|Our Environment: St Albans Update 1999|
City Plan Rezoning - Living 2 to Living 3
When the Christchurch City Plan was released in 1995 people were able to make submissions supporting or opposing the contents of the plan.
A submission was made by Canterbury Property Investments requesting that part of St Albans be rezoned to allow a higher density of housing than that shown in the plan. When the Council considered this request at a City Plan hearing it decided that a change in zoning would be appropriate. The area bounded by Caledonian Road, Canon Street, Edgeware Road, and Geraldine Street was accordingly rezoned from Living 2 to Living 3.
When this decision was made public in May 1999 people living in the rezoned area were surprised to learn of the change, since it was the first they knew of it. Residents had by then missed the opportunity to oppose the change, which must be done well before the hearing is held.
Although the correct statutory process was followed in publicising the City Plan, the Council has found that people missed aspects that were important to them. Unfortunately, it is not possible to rectify this now, but the problem will be addressed in any future changes or reviews of the City Plan.
What does L3 Zoning mean?
A Living 3 zone permits housing up to 11 metres in height. This allows 3 storey development with a pitched roof. If the roof is flat, then the maximum height is 9 metres. This is the main difference between an L3 zone and an L2 zone, which only permits development up to 8 metres.

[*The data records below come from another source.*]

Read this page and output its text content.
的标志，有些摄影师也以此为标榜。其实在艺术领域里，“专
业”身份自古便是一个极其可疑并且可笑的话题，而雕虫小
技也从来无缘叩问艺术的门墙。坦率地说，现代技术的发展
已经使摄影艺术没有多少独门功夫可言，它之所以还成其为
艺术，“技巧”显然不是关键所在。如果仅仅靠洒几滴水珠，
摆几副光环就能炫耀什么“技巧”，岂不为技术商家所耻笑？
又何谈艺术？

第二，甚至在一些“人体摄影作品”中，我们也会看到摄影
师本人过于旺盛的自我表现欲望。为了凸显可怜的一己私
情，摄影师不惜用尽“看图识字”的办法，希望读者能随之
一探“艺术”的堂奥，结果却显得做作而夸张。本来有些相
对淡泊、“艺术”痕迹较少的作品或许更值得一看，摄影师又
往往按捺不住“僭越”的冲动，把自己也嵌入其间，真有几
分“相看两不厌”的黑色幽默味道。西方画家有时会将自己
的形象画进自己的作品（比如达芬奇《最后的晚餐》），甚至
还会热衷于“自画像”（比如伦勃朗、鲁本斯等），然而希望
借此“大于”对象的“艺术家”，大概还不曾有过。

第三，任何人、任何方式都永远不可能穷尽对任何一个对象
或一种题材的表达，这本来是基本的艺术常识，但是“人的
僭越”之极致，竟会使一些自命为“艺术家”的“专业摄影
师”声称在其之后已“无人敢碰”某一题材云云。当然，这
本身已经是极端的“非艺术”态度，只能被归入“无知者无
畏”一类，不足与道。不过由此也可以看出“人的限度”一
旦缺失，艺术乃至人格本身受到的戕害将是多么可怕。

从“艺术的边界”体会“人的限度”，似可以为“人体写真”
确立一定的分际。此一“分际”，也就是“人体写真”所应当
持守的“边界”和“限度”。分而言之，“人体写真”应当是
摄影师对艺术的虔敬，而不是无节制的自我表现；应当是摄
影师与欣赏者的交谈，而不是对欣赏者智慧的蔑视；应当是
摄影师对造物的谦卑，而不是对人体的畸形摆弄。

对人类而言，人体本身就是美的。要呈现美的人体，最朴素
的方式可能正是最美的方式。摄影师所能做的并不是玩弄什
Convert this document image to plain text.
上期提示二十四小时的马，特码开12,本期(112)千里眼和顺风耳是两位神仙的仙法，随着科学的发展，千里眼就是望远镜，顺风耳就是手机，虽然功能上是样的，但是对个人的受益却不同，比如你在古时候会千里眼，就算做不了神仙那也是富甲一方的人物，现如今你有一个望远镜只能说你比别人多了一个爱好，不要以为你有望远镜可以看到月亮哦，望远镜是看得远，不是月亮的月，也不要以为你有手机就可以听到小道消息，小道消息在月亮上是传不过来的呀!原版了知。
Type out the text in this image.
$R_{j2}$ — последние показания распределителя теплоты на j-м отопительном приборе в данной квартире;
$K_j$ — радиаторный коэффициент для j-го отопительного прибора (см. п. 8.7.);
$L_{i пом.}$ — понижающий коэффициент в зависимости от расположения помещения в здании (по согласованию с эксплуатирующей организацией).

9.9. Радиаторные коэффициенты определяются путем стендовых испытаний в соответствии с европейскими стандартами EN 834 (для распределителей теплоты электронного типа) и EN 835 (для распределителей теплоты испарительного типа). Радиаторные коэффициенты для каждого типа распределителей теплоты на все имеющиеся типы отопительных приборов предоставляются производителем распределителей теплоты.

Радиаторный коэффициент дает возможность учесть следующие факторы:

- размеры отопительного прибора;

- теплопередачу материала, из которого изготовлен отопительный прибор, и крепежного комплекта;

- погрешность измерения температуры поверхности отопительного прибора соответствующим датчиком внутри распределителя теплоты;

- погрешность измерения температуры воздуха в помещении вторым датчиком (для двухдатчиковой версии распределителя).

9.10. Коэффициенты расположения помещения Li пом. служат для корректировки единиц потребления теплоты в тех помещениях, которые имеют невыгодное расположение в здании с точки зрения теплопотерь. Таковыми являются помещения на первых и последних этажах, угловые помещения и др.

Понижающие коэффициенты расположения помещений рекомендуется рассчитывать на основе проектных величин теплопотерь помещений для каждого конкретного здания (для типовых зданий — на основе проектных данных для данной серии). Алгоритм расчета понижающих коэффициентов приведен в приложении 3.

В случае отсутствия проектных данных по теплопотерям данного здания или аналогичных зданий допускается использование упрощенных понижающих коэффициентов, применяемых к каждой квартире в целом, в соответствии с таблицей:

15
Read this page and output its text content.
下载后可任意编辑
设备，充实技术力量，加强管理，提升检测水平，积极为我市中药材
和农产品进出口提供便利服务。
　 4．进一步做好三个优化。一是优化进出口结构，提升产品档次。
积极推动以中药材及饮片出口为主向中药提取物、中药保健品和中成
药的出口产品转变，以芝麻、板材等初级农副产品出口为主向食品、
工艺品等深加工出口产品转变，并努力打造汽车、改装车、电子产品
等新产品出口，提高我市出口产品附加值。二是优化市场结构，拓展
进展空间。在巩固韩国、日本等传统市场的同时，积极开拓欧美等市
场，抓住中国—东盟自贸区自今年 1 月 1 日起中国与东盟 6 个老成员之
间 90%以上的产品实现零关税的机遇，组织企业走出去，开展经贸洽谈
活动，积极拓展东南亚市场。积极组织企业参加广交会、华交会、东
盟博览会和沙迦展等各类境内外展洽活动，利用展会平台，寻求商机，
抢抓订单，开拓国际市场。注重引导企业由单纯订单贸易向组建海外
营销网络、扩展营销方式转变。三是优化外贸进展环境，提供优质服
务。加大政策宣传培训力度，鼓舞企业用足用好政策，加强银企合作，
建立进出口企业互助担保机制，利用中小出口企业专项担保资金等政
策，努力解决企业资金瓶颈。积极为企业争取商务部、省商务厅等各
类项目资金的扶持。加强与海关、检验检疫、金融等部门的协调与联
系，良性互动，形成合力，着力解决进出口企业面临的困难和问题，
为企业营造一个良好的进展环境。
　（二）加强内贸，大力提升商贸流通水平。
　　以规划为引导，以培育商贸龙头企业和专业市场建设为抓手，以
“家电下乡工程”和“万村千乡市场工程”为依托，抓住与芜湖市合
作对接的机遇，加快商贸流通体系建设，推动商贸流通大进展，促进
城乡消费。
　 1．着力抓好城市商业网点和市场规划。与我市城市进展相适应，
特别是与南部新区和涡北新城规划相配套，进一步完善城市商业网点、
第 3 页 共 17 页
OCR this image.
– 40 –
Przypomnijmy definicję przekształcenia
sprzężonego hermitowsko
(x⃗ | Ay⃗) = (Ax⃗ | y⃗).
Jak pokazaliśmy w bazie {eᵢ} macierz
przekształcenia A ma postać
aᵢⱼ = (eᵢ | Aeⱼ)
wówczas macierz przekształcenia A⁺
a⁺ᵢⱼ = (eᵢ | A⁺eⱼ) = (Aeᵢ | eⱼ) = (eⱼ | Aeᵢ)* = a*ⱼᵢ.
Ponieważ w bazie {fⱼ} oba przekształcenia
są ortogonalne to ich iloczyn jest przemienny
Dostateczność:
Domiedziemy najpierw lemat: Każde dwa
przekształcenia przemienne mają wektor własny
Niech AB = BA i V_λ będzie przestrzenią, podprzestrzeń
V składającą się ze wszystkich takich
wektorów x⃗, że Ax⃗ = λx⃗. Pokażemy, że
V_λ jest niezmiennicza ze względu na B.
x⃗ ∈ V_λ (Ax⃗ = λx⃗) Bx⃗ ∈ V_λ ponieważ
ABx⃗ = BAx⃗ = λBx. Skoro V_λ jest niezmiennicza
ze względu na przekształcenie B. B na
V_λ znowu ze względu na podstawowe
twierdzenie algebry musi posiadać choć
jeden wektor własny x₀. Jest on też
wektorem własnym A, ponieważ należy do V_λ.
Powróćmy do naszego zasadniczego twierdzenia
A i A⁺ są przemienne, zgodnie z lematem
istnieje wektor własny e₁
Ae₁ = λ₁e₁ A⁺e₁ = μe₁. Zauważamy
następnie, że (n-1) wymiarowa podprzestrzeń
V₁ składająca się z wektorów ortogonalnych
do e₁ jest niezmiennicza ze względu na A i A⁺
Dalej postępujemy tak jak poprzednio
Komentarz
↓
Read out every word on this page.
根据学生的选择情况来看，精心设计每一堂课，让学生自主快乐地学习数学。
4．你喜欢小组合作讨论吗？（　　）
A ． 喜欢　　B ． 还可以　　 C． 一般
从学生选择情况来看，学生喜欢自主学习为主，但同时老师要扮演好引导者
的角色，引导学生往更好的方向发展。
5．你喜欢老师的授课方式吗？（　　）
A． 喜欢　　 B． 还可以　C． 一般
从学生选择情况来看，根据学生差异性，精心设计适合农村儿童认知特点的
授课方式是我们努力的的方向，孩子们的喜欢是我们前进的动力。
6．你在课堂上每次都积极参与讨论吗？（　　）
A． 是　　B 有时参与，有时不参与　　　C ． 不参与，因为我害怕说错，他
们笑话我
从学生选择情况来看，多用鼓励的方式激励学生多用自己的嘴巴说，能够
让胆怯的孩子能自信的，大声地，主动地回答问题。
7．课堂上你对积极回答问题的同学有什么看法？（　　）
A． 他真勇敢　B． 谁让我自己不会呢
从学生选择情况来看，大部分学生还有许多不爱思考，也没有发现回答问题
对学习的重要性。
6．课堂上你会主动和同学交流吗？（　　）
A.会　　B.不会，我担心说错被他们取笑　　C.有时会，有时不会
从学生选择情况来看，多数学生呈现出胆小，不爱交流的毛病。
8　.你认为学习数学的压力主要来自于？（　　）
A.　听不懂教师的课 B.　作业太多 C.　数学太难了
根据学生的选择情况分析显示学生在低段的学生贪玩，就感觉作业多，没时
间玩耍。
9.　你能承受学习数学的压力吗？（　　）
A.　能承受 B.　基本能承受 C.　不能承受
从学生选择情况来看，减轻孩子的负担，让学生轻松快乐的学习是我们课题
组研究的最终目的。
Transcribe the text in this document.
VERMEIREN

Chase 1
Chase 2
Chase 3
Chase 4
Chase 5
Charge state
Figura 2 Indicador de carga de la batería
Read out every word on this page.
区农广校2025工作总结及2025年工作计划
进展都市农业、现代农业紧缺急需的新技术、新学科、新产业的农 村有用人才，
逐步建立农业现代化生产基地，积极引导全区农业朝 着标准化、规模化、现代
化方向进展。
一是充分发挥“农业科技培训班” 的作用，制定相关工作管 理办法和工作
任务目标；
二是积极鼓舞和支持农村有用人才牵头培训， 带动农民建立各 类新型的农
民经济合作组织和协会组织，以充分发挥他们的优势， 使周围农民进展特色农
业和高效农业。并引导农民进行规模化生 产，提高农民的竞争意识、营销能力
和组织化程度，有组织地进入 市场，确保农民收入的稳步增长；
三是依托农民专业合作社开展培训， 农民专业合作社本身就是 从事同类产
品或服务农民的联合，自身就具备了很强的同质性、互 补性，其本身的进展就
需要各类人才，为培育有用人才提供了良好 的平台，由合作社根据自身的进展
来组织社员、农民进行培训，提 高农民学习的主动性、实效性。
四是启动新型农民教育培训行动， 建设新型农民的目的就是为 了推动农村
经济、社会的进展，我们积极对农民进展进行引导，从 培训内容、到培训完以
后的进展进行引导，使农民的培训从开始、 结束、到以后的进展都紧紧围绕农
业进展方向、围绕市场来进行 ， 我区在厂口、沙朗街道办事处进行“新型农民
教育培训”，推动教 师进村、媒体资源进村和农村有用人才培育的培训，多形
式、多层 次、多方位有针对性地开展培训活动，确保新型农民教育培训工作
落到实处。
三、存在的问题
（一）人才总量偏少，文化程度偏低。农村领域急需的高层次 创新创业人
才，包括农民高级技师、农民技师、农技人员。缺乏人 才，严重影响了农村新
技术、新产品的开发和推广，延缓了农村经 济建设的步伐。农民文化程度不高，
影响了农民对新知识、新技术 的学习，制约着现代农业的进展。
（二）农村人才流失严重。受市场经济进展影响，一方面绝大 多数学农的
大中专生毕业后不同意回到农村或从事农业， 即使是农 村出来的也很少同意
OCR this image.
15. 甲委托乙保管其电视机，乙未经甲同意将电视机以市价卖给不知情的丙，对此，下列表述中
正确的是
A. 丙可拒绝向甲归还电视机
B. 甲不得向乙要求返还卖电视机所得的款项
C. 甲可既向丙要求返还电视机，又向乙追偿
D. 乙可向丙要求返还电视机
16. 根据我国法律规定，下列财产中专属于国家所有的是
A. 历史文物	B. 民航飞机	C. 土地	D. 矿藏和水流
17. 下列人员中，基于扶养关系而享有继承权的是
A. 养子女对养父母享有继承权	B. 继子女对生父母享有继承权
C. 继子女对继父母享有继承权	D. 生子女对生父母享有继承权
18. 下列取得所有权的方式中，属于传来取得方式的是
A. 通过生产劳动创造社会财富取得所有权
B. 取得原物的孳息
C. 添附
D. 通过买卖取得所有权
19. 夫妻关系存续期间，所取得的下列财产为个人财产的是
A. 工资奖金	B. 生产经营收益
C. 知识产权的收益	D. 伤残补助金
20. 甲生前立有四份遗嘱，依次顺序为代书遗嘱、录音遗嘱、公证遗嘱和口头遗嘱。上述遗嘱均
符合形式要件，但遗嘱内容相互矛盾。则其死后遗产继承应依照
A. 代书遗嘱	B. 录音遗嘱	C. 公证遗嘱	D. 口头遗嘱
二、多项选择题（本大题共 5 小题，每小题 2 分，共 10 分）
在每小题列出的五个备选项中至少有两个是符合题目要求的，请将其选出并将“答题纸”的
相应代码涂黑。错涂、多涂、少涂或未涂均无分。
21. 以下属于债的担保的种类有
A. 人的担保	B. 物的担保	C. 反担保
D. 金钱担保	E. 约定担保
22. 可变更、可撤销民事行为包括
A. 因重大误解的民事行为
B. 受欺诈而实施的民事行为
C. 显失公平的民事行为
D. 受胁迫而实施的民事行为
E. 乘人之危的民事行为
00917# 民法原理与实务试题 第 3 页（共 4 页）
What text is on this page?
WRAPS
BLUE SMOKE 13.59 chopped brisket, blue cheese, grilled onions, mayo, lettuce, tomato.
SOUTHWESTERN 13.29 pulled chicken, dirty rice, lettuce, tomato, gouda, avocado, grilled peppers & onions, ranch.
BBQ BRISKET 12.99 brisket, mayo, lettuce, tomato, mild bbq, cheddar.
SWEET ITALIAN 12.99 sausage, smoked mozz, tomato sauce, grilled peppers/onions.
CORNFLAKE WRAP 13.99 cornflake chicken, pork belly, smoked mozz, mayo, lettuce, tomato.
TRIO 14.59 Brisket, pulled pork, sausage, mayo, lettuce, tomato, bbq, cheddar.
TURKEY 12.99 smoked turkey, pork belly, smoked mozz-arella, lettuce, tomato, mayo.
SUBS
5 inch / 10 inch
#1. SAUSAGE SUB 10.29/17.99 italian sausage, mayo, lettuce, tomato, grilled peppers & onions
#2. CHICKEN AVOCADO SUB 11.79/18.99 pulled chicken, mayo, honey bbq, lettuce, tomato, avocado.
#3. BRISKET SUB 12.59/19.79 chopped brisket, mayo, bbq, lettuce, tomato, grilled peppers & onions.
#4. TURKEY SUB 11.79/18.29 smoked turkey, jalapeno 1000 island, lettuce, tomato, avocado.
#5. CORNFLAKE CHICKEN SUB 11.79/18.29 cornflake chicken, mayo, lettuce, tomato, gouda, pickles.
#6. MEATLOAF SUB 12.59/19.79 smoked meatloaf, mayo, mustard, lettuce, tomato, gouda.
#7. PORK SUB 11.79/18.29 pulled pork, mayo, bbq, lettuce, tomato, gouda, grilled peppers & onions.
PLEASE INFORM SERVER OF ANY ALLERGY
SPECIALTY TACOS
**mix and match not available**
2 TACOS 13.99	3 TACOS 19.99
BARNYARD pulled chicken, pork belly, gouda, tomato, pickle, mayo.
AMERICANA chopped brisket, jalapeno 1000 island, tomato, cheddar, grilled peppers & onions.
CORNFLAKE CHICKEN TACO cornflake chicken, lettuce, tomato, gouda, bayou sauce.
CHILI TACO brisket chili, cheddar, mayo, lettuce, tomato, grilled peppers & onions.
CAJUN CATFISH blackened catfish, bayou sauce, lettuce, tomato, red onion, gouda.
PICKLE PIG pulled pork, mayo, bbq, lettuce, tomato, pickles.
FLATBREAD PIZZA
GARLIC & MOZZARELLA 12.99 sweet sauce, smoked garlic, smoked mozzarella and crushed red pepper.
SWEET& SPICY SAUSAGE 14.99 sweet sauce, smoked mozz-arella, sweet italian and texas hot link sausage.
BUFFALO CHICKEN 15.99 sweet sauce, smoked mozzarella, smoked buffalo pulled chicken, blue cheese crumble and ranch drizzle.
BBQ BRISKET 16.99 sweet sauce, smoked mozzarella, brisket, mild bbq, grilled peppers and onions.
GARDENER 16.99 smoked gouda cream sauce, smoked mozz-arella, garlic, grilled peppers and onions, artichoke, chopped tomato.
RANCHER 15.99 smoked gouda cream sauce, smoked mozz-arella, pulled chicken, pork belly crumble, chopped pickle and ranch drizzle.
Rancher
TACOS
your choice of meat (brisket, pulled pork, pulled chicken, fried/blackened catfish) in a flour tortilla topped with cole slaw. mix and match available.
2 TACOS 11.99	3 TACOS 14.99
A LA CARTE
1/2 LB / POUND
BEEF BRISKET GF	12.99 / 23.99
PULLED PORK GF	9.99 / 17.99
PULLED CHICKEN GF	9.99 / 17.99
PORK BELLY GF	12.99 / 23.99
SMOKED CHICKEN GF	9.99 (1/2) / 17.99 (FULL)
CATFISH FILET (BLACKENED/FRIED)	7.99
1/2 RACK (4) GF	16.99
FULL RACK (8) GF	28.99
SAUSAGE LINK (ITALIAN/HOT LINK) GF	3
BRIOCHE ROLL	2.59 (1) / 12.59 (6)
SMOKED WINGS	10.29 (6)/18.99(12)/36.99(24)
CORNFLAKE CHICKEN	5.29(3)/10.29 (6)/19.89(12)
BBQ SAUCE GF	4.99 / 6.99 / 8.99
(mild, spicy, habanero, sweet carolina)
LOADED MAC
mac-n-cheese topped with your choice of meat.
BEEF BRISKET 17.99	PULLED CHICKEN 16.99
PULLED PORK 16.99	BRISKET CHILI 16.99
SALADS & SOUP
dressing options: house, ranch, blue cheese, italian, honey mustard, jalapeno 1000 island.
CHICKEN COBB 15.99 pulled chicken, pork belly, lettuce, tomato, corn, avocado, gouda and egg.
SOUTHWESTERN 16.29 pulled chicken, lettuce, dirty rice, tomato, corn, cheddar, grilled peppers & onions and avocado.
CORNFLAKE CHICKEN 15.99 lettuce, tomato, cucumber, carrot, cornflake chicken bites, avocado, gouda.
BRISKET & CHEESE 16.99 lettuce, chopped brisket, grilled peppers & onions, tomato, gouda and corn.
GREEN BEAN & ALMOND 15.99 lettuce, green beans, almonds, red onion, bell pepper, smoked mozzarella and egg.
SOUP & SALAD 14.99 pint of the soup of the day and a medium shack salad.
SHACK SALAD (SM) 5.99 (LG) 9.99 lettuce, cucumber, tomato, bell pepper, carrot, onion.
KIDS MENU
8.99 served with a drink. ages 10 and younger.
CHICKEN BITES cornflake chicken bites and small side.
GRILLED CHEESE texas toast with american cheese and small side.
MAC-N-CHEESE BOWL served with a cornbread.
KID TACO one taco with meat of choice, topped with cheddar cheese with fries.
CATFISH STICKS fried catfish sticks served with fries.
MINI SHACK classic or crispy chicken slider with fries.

A plot ratio rule controls the size of buildings in relation to the size of the site. The amount of floorspace within buildings can be up to 80 per cent of the size of the site. For example, on a 1000m 2 section five houses could be built with a total floor area of no more than 800m 2 . If the houses were 3 storey then the buildings would occupy 26.6 per cent of the site.
Other rules control such aspects as the distance buildings are set back from the street and side boundaries, the area of private outdoor space and car parking provision. Concerns have been raised, on a City- wide basis, about the detrimental effect of the current Living 3 rules on the character of neighbourhoods. It appears that some changes need to be made to the rules in the City Plan. It will take some time before these changes can be made because the Councils first priority is to resolve all the appeals lodged to the City Plan, so that it can be finalised. Once the Plan is operative, there is opportunity for a plan change.
In the meantime the Living 3 rules are being reviewed and monitored in readiness for recommending changes at the earliest opportunity. Also, a design guide has been produced to encourage quality higher density housing developments.